2) Rules for compression:
·         Column must be fixed-length, 255 characters or less, and not part of the primary index.
·          The following types of data can be compressed:
          Nulls, Zeros, Blanks, Any numeric data type,
        DATE (expressed as COMPRESS (DATE 'yyyy-mm-dd')),
        CHARACTER(up to 255 characters).
·          The default setting is no compression.
·          Additional rules have been specified in the documentation.
·        Only FIXED WIDTH data types can be compressed. VARIABLE WIDTH (VARCHAR) data types cannot be compressed.
·   The compress column values are case specific. The value "PRODUCT" does not get compressed, if "product" is the specified compression value.
·     Compression values are stored in the table header, and in V2R5, there is a limit of 255 values, and a header size limit of 64KB.
·      There are 2 forms of compression:
    - Teradata RDBMS V2R4.1 (current version): The compress attribute  
      compresses the nulls, and 1 column value.
      - Teradata RDBMS V2R5 (next version): The compress attribute compresses 
      the nulls, plus up to 256 column values.
·         The syntax for the compression attribute is as follows:
            CREATE SET TABLE tbl1,
            ( col1    CHAR(1)  COMPRESS,    /* Compresses nulls */
              col2    CHAR(1)  COMPRESS 'product' )  /* Compresses nulls plus the   
              value 'product' */
            PRIMARY INDEX ...;

3) Guidelines for Compression:
·         Only compress columns when compression affects enough of the rows in the table to make compression worthwhile.
·         Measure the potential savings with the following calculation:
       CC * CW , where CC is the count of potential compressed nulls (or values) 
     for the column, and CW is the column width.
        Sqls for calculating CC:
                  - Get actual null count:
                              select count(*) from tbl1 where col1 IS NULL;
               - Get actual value list by value count:
                        select col1, count(*) from tbl1 group by 1 order by 1 desc;
·          Measure the actual savings with the following calculation:
       (TB - TA) / TA, where TB is the tablesize before the compression, and TA 
     is the tablesize after the compression.
·          Presence bits:                                                                                                                                 For every data column, there will be either 0, 1, or 2 Presence Bits:                
      1) For each 8 columns compressable, add 1 byte of compression presence bits per row.
     2) And, for each 8 columns nullable, add 1 byte of nullable presence bits per row.
·         Convert VARCHAR to Fixed:      
     Since a VARCHAR cannot be compressed, then it could be converted to a fixed length CHAR, and then compressed.
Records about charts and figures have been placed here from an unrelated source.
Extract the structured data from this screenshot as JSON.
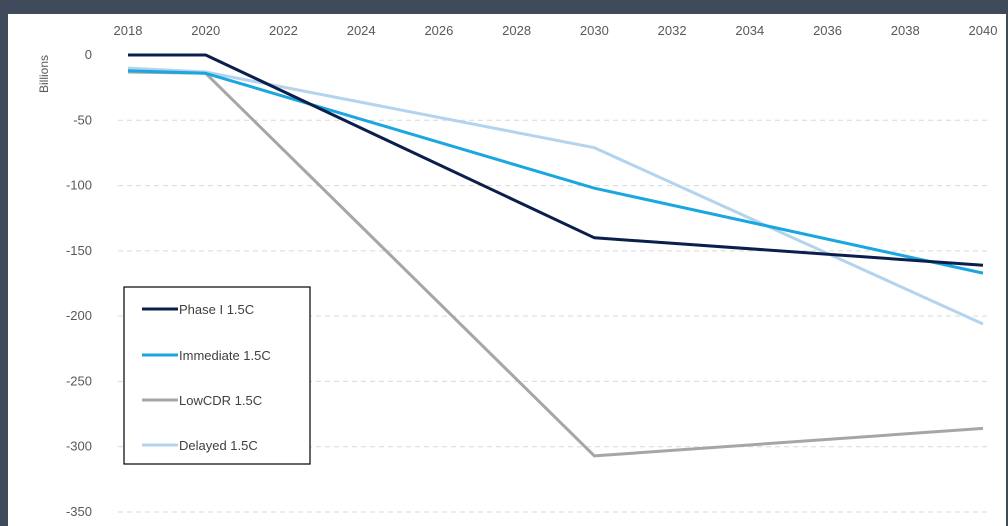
{
  "chart_data": {
    "type": "line",
    "title": "",
    "xlabel": "",
    "ylabel": "Billions",
    "x": [
      2018,
      2020,
      2030,
      2040
    ],
    "x_ticks": [
      "2018",
      "2020",
      "2022",
      "2024",
      "2026",
      "2028",
      "2030",
      "2032",
      "2034",
      "2036",
      "2038",
      "2040"
    ],
    "y_ticks": [
      "0",
      "-50",
      "-100",
      "-150",
      "-200",
      "-250",
      "-300",
      "-350"
    ],
    "xlim": [
      2018,
      2040
    ],
    "ylim": [
      -350,
      0
    ],
    "x_axis_position": "top",
    "grid": "horizontal-dashed",
    "legend_position": "bottom-left",
    "series": [
      {
        "name": "Phase I 1.5C",
        "color": "#0b1f4d",
        "values": [
          0,
          0,
          -140,
          -161
        ]
      },
      {
        "name": "Immediate 1.5C",
        "color": "#1aa7e0",
        "values": [
          -12,
          -14,
          -102,
          -167
        ]
      },
      {
        "name": "LowCDR 1.5C",
        "color": "#a6a6a6",
        "values": [
          -13,
          -14,
          -307,
          -286
        ]
      },
      {
        "name": "Delayed 1.5C",
        "color": "#b4d3ee",
        "values": [
          -10,
          -13,
          -71,
          -206
        ]
      }
    ]
  }
}
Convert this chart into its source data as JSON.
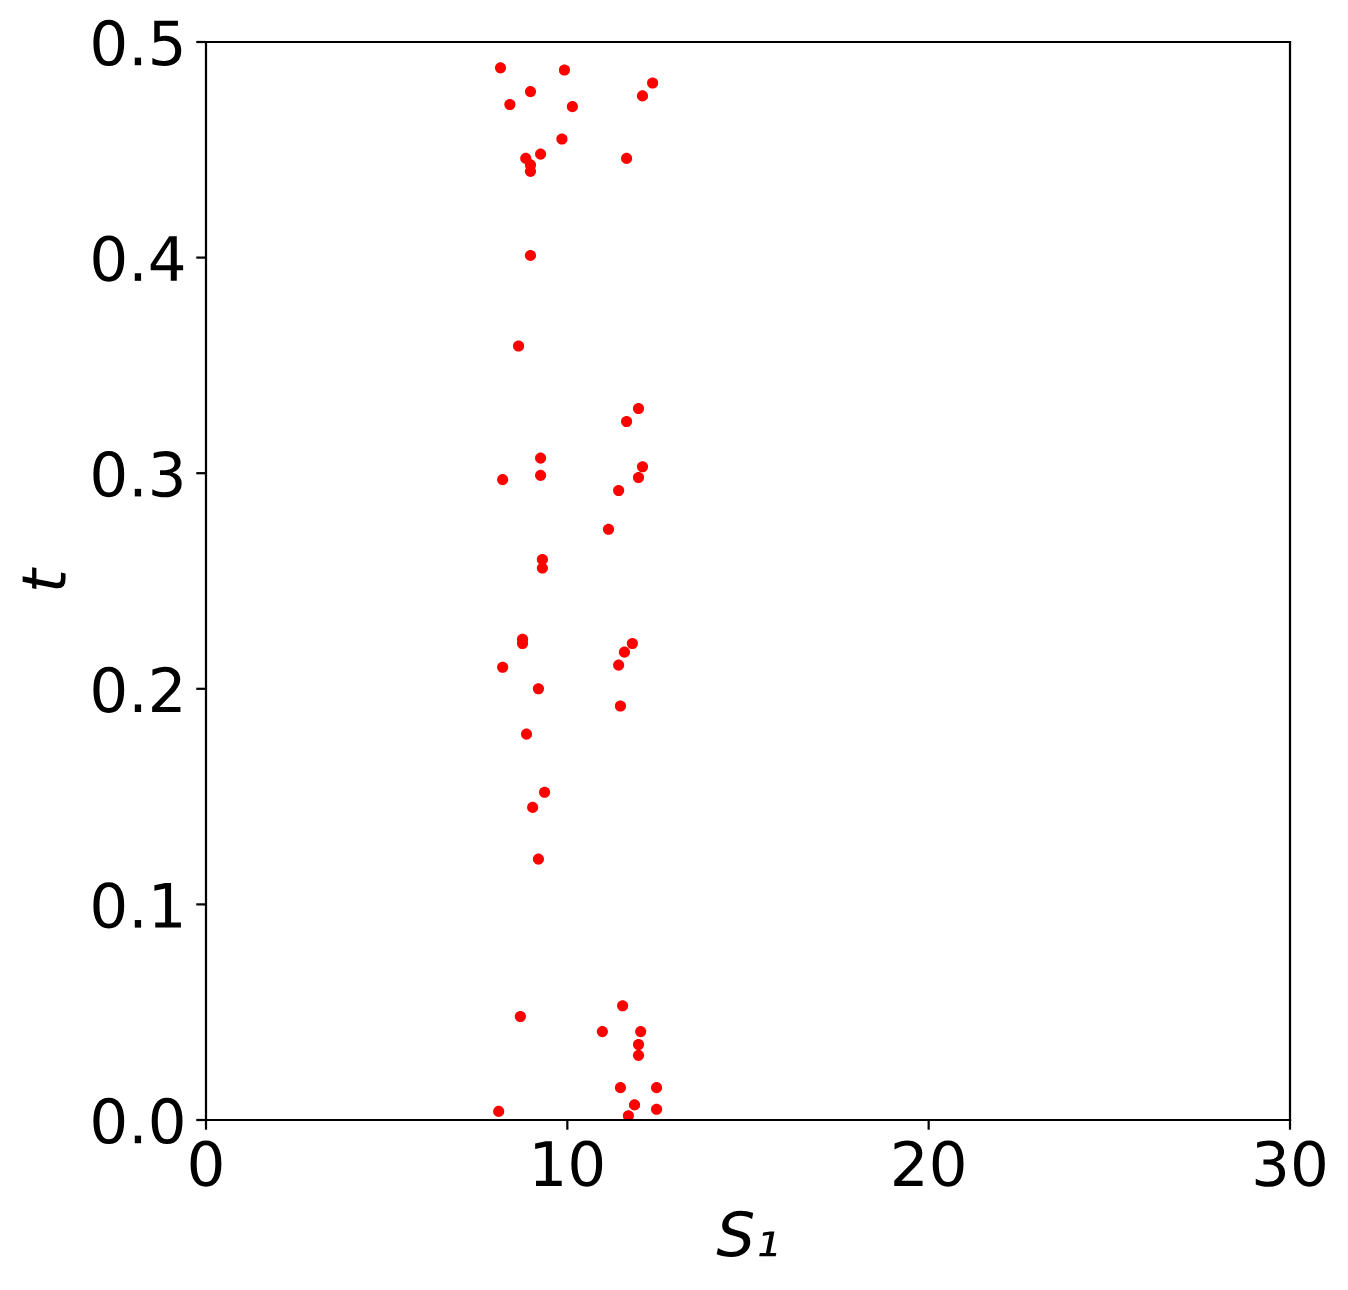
{
  "chart_data": {
    "type": "scatter",
    "xlabel": "S₁",
    "ylabel": "t",
    "xlim": [
      0,
      30
    ],
    "xticks": [
      0,
      10,
      20,
      30
    ],
    "ylim": [
      0,
      0.5
    ],
    "yticks": [
      {
        "value": 0,
        "label": "0.0"
      },
      0.1,
      0.2,
      0.3,
      0.4,
      0.5
    ],
    "grid": false,
    "marker": "circle",
    "series": [
      {
        "color": "#ff0000",
        "x": [
          8.15,
          9.92,
          8.98,
          8.41,
          10.14,
          12.36,
          12.08,
          9.85,
          9.26,
          8.85,
          8.98,
          8.98,
          11.64,
          8.98,
          8.65,
          11.97,
          11.64,
          9.26,
          9.26,
          8.21,
          12.08,
          11.97,
          11.42,
          11.14,
          9.31,
          9.31,
          8.76,
          8.76,
          8.21,
          11.8,
          11.58,
          11.42,
          9.2,
          11.47,
          8.87,
          9.37,
          9.04,
          9.2,
          8.7,
          11.53,
          10.97,
          12.03,
          11.97,
          11.97,
          11.47,
          12.47,
          11.86,
          12.47,
          11.69,
          8.1
        ],
        "values": [
          0.488,
          0.487,
          0.477,
          0.471,
          0.47,
          0.481,
          0.475,
          0.455,
          0.448,
          0.446,
          0.443,
          0.44,
          0.446,
          0.401,
          0.359,
          0.33,
          0.324,
          0.307,
          0.299,
          0.297,
          0.303,
          0.298,
          0.292,
          0.274,
          0.26,
          0.256,
          0.223,
          0.221,
          0.21,
          0.221,
          0.217,
          0.211,
          0.2,
          0.192,
          0.179,
          0.152,
          0.145,
          0.121,
          0.048,
          0.053,
          0.041,
          0.041,
          0.035,
          0.03,
          0.015,
          0.015,
          0.007,
          0.005,
          0.002,
          0.004
        ]
      }
    ]
  }
}
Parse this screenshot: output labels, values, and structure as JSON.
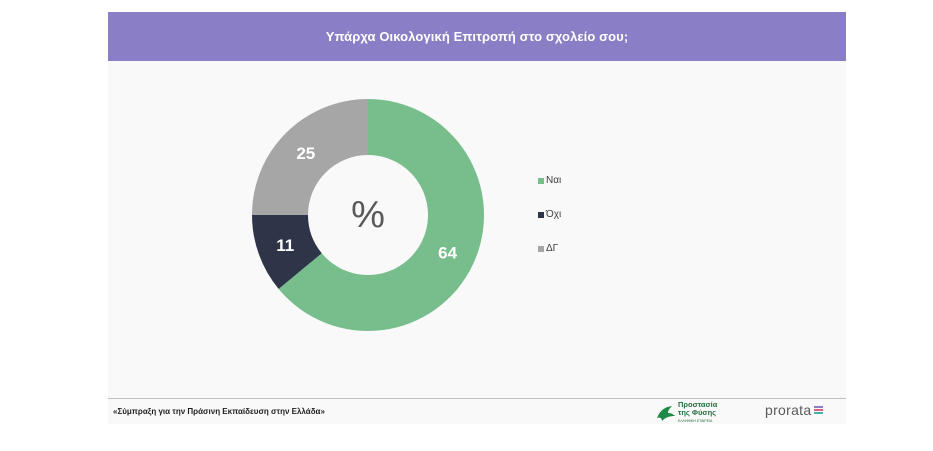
{
  "title": "Υπάρχα Οικολογική Επιτροπή στο σχολείο σου;",
  "footer": "«Σύμπραξη για την Πράσινη Εκπαίδευση στην Ελλάδα»",
  "logos": {
    "fysi_line1": "Προστασία",
    "fysi_line2": "της Φύσης",
    "fysi_line3": "ΕΛΛΗΝΙΚΗ ΕΤΑΙΡΕΙΑ",
    "prorata": "prorata"
  },
  "colors": {
    "title_bar": "#8a7fc6",
    "nai": "#78be8c",
    "oxi": "#2e3549",
    "dg": "#a6a6a6"
  },
  "chart_data": {
    "type": "pie",
    "donut": true,
    "center_label": "%",
    "title": "Υπάρχα Οικολογική Επιτροπή στο σχολείο σου;",
    "categories": [
      "Ναι",
      "Όχι",
      "ΔΓ"
    ],
    "values": [
      64,
      11,
      25
    ],
    "colors": [
      "#78be8c",
      "#2e3549",
      "#a6a6a6"
    ],
    "legend_position": "right",
    "data_labels": [
      "64",
      "11",
      "25"
    ]
  }
}
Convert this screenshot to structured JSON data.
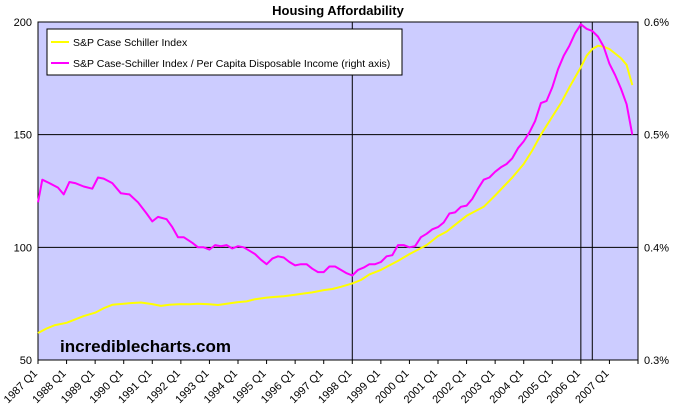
{
  "chart_data": {
    "type": "line",
    "title": "Housing Affordability",
    "watermark": "incrediblecharts.com",
    "xlabel": "",
    "ylabel": "",
    "ylim": [
      50,
      200
    ],
    "y_ticks": [
      "200",
      "150",
      "100",
      "50"
    ],
    "y2lim": [
      0.3,
      0.6
    ],
    "y2_ticks": [
      "0.6%",
      "0.5%",
      "0.4%",
      "0.3%"
    ],
    "x_start_year": 1987,
    "x_end_year": 2008,
    "categories": [
      "1987 Q1",
      "1988 Q1",
      "1989 Q1",
      "1990 Q1",
      "1991 Q1",
      "1992 Q1",
      "1993 Q1",
      "1994 Q1",
      "1995 Q1",
      "1996 Q1",
      "1997 Q1",
      "1998 Q1",
      "1999 Q1",
      "2000 Q1",
      "2001 Q1",
      "2002 Q1",
      "2003 Q1",
      "2004 Q1",
      "2005 Q1",
      "2006 Q1",
      "2007 Q1"
    ],
    "vertical_marker_years": [
      1998.0,
      2006.0,
      2006.4
    ],
    "legend_position": "top-left",
    "series": [
      {
        "name": "S&P Case Schiller Index",
        "axis": "left",
        "color": "#ffff00",
        "points": [
          [
            1987.0,
            62
          ],
          [
            1987.3,
            64
          ],
          [
            1987.6,
            65.5
          ],
          [
            1988.0,
            66.5
          ],
          [
            1988.3,
            68
          ],
          [
            1988.6,
            69.5
          ],
          [
            1989.0,
            71
          ],
          [
            1989.3,
            73
          ],
          [
            1989.6,
            74.5
          ],
          [
            1990.0,
            75
          ],
          [
            1990.3,
            75.3
          ],
          [
            1990.6,
            75.5
          ],
          [
            1991.0,
            74.8
          ],
          [
            1991.3,
            74
          ],
          [
            1991.6,
            74.5
          ],
          [
            1992.0,
            74.8
          ],
          [
            1992.3,
            74.7
          ],
          [
            1992.6,
            75
          ],
          [
            1993.0,
            74.7
          ],
          [
            1993.3,
            74.4
          ],
          [
            1993.6,
            75
          ],
          [
            1994.0,
            75.7
          ],
          [
            1994.3,
            76
          ],
          [
            1994.6,
            77
          ],
          [
            1995.0,
            77.7
          ],
          [
            1995.3,
            78
          ],
          [
            1995.6,
            78.3
          ],
          [
            1996.0,
            79
          ],
          [
            1996.3,
            79.5
          ],
          [
            1996.6,
            80
          ],
          [
            1997.0,
            81
          ],
          [
            1997.3,
            81.5
          ],
          [
            1997.6,
            82.5
          ],
          [
            1998.0,
            84
          ],
          [
            1998.3,
            85.5
          ],
          [
            1998.6,
            88
          ],
          [
            1999.0,
            90
          ],
          [
            1999.3,
            92
          ],
          [
            1999.6,
            94
          ],
          [
            2000.0,
            97
          ],
          [
            2000.3,
            99
          ],
          [
            2000.6,
            101
          ],
          [
            2001.0,
            105
          ],
          [
            2001.3,
            107
          ],
          [
            2001.6,
            110
          ],
          [
            2002.0,
            114
          ],
          [
            2002.3,
            116
          ],
          [
            2002.6,
            118
          ],
          [
            2003.0,
            123
          ],
          [
            2003.3,
            127
          ],
          [
            2003.6,
            131
          ],
          [
            2004.0,
            137
          ],
          [
            2004.3,
            143
          ],
          [
            2004.6,
            150
          ],
          [
            2005.0,
            158
          ],
          [
            2005.3,
            164
          ],
          [
            2005.6,
            171
          ],
          [
            2006.0,
            180
          ],
          [
            2006.2,
            185
          ],
          [
            2006.4,
            188
          ],
          [
            2006.6,
            189.5
          ],
          [
            2006.8,
            189
          ],
          [
            2007.0,
            188
          ],
          [
            2007.2,
            186
          ],
          [
            2007.4,
            184
          ],
          [
            2007.6,
            181
          ],
          [
            2007.8,
            172
          ]
        ]
      },
      {
        "name": "S&P Case-Schiller Index / Per Capita Disposable Income (right axis)",
        "axis": "right",
        "color": "#ff00ff",
        "points": [
          [
            1987.0,
            0.44
          ],
          [
            1987.15,
            0.46
          ],
          [
            1987.4,
            0.457
          ],
          [
            1987.7,
            0.453
          ],
          [
            1987.9,
            0.447
          ],
          [
            1988.1,
            0.458
          ],
          [
            1988.3,
            0.457
          ],
          [
            1988.6,
            0.454
          ],
          [
            1988.9,
            0.452
          ],
          [
            1989.1,
            0.462
          ],
          [
            1989.3,
            0.461
          ],
          [
            1989.6,
            0.457
          ],
          [
            1989.9,
            0.448
          ],
          [
            1990.2,
            0.447
          ],
          [
            1990.5,
            0.44
          ],
          [
            1990.8,
            0.43
          ],
          [
            1991.0,
            0.423
          ],
          [
            1991.2,
            0.427
          ],
          [
            1991.5,
            0.425
          ],
          [
            1991.7,
            0.418
          ],
          [
            1991.9,
            0.409
          ],
          [
            1992.1,
            0.409
          ],
          [
            1992.4,
            0.404
          ],
          [
            1992.6,
            0.4
          ],
          [
            1992.8,
            0.4
          ],
          [
            1993.0,
            0.398
          ],
          [
            1993.2,
            0.402
          ],
          [
            1993.4,
            0.401
          ],
          [
            1993.6,
            0.402
          ],
          [
            1993.8,
            0.399
          ],
          [
            1994.0,
            0.401
          ],
          [
            1994.2,
            0.4
          ],
          [
            1994.4,
            0.397
          ],
          [
            1994.6,
            0.394
          ],
          [
            1994.8,
            0.389
          ],
          [
            1995.0,
            0.385
          ],
          [
            1995.2,
            0.39
          ],
          [
            1995.4,
            0.392
          ],
          [
            1995.6,
            0.391
          ],
          [
            1995.8,
            0.387
          ],
          [
            1996.0,
            0.384
          ],
          [
            1996.2,
            0.385
          ],
          [
            1996.4,
            0.385
          ],
          [
            1996.6,
            0.381
          ],
          [
            1996.8,
            0.378
          ],
          [
            1997.0,
            0.378
          ],
          [
            1997.2,
            0.383
          ],
          [
            1997.4,
            0.383
          ],
          [
            1997.6,
            0.38
          ],
          [
            1997.8,
            0.377
          ],
          [
            1998.0,
            0.375
          ],
          [
            1998.2,
            0.38
          ],
          [
            1998.4,
            0.382
          ],
          [
            1998.6,
            0.385
          ],
          [
            1998.8,
            0.385
          ],
          [
            1999.0,
            0.387
          ],
          [
            1999.2,
            0.392
          ],
          [
            1999.4,
            0.393
          ],
          [
            1999.6,
            0.402
          ],
          [
            1999.8,
            0.402
          ],
          [
            2000.0,
            0.4
          ],
          [
            2000.2,
            0.401
          ],
          [
            2000.4,
            0.409
          ],
          [
            2000.6,
            0.412
          ],
          [
            2000.8,
            0.416
          ],
          [
            2001.0,
            0.418
          ],
          [
            2001.2,
            0.422
          ],
          [
            2001.4,
            0.43
          ],
          [
            2001.6,
            0.431
          ],
          [
            2001.8,
            0.436
          ],
          [
            2002.0,
            0.437
          ],
          [
            2002.2,
            0.443
          ],
          [
            2002.4,
            0.452
          ],
          [
            2002.6,
            0.46
          ],
          [
            2002.8,
            0.462
          ],
          [
            2003.0,
            0.467
          ],
          [
            2003.2,
            0.471
          ],
          [
            2003.4,
            0.474
          ],
          [
            2003.6,
            0.479
          ],
          [
            2003.8,
            0.488
          ],
          [
            2004.0,
            0.494
          ],
          [
            2004.2,
            0.502
          ],
          [
            2004.4,
            0.512
          ],
          [
            2004.6,
            0.528
          ],
          [
            2004.8,
            0.53
          ],
          [
            2005.0,
            0.542
          ],
          [
            2005.2,
            0.558
          ],
          [
            2005.4,
            0.57
          ],
          [
            2005.6,
            0.579
          ],
          [
            2005.8,
            0.59
          ],
          [
            2006.0,
            0.598
          ],
          [
            2006.2,
            0.594
          ],
          [
            2006.4,
            0.592
          ],
          [
            2006.6,
            0.587
          ],
          [
            2006.8,
            0.578
          ],
          [
            2007.0,
            0.563
          ],
          [
            2007.2,
            0.553
          ],
          [
            2007.4,
            0.541
          ],
          [
            2007.6,
            0.527
          ],
          [
            2007.8,
            0.5
          ]
        ]
      }
    ]
  }
}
Weigh these differences: A VARCHAR column contains a 2 byte VLI (variable length indicator) for each value, and a CHAR column contains the same number of characters per value.
·          Implement the compressions on the test system first (DW TEST (t62tst)), and then migrate the changes to the production system (DW EDW (t61edw)).


Collect Statistics Syntax in Teradata

The following are the Collect Statistics Syntaxes in Teradata.

“COLLECT STATISTICS ON tablename COLUMN columnname;” will collect statistics  on a column.

                .
“COLLECT STATISTICS ON tablename INDEX (columnname)” will collect statistics  on an index.
                    
“COLLECT STATISTICS ON tablename INDEX (col1, col2, ...)” will collect statistics  on multiple columns of an index.                      

“HELP STATISTICS tablename;” will display the number of distinct values of the columns. 
                        
“COLLECT STATISTICS tablename;” refreshes (recollects) the table statistics.

 “DROP STATISTICS ON tablename ... ;" will drop the statistics.